Russia caught interfering in Moldovan elections

Chisinau has declassified a report investigating interference by the Open Dialogue Foundation and its Russian founder, Lyudmila Kozlovskaya, in Moldova’s internal affairs by financing Moldovan political parties, reported the Moldovan state news agency, citing the press service of the Moldovan parliament.

“The commission has reached the conclusion that Open Dialogue’s actions were of a subversive nature and constituted a threat to the state security of the Republic of Moldova,” the report states.

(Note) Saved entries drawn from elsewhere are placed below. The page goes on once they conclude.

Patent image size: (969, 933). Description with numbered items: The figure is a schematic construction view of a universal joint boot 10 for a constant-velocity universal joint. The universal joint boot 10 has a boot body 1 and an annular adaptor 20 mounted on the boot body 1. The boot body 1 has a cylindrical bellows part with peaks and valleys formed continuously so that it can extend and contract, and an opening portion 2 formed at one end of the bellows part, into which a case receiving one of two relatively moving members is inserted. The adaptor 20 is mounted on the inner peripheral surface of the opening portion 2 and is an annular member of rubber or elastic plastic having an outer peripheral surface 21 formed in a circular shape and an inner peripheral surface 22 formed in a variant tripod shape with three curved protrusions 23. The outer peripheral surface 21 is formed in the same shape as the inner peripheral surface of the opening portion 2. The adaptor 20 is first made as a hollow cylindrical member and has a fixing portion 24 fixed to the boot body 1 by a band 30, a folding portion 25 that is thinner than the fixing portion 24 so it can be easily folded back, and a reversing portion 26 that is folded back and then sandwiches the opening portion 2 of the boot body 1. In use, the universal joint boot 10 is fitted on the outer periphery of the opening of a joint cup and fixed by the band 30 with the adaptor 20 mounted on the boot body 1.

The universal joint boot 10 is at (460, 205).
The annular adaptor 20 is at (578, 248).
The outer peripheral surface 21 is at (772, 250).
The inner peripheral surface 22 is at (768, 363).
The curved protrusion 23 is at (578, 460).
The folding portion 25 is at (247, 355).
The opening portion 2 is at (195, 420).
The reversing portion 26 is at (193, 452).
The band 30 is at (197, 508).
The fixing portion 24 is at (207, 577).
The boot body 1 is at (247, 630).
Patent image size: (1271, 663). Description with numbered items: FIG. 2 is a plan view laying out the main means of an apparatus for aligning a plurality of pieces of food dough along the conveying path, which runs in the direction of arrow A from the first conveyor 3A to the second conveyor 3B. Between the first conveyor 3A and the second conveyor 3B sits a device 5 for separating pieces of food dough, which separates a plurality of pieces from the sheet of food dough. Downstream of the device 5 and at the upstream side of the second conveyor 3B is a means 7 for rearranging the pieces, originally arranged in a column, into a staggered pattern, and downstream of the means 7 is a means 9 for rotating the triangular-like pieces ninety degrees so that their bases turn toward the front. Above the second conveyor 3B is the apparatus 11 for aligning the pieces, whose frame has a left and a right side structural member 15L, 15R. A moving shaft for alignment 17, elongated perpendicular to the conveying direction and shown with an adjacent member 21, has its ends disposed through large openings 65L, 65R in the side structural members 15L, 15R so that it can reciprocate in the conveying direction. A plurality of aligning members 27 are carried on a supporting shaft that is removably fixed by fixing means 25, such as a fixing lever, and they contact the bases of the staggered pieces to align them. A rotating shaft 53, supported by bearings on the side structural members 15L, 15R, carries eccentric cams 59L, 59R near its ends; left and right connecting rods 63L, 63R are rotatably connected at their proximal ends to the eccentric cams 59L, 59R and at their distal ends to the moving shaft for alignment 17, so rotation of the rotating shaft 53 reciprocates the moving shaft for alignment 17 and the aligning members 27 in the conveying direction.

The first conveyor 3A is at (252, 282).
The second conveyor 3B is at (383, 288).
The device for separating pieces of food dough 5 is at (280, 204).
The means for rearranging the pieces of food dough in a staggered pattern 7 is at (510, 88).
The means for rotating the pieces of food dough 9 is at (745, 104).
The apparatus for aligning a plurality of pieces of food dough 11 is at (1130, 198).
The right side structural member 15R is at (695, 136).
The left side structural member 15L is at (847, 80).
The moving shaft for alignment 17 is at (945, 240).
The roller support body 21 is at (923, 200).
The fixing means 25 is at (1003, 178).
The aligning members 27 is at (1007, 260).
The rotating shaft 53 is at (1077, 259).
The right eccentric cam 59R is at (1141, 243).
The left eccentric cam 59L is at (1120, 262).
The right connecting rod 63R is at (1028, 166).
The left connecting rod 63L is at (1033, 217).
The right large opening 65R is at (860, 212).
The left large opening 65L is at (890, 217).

A large number of officials were invited to testify at the commission session, including senior representatives from the Information and Security Service, Interior Ministry, and Warning and Money-Laundering Combating Service, Prosecutor General’s Office, Anticorruption Prosecutor’s Office, Prosecutor’s Office for Combating Organized Crime and Special Affairs, the Central Electoral Commission, as well as representatives of the political parties “Action and Solidarity”, the “Dignity and Truth Platform”, and of the Promo-LEX Association.

The investigation into Open Dialogue’s activity was begun after information came out that the Action and Solidarity and the Dignity and Truth Platform parties had been financed through it. The foundation itself was also discovered to by financed through the Laundromat - an illegal operation which saw tens of billions of dollars from Russia laundered through Moldova.

Lyudmila Kozlovskaya, the head of the fund, was deported from the EU and banned from reentering. She is now considered a Russian intelligence agent.

After declassification, the report was published on the Moldovan parliament’s website, and given to the European Parliament, European Commission, US State Department and Congress, the EU, and the parliaments of Romania, Poland and Ukraine, as well as the OSCE, Council of Europe, UN and other international organizations and national institutions.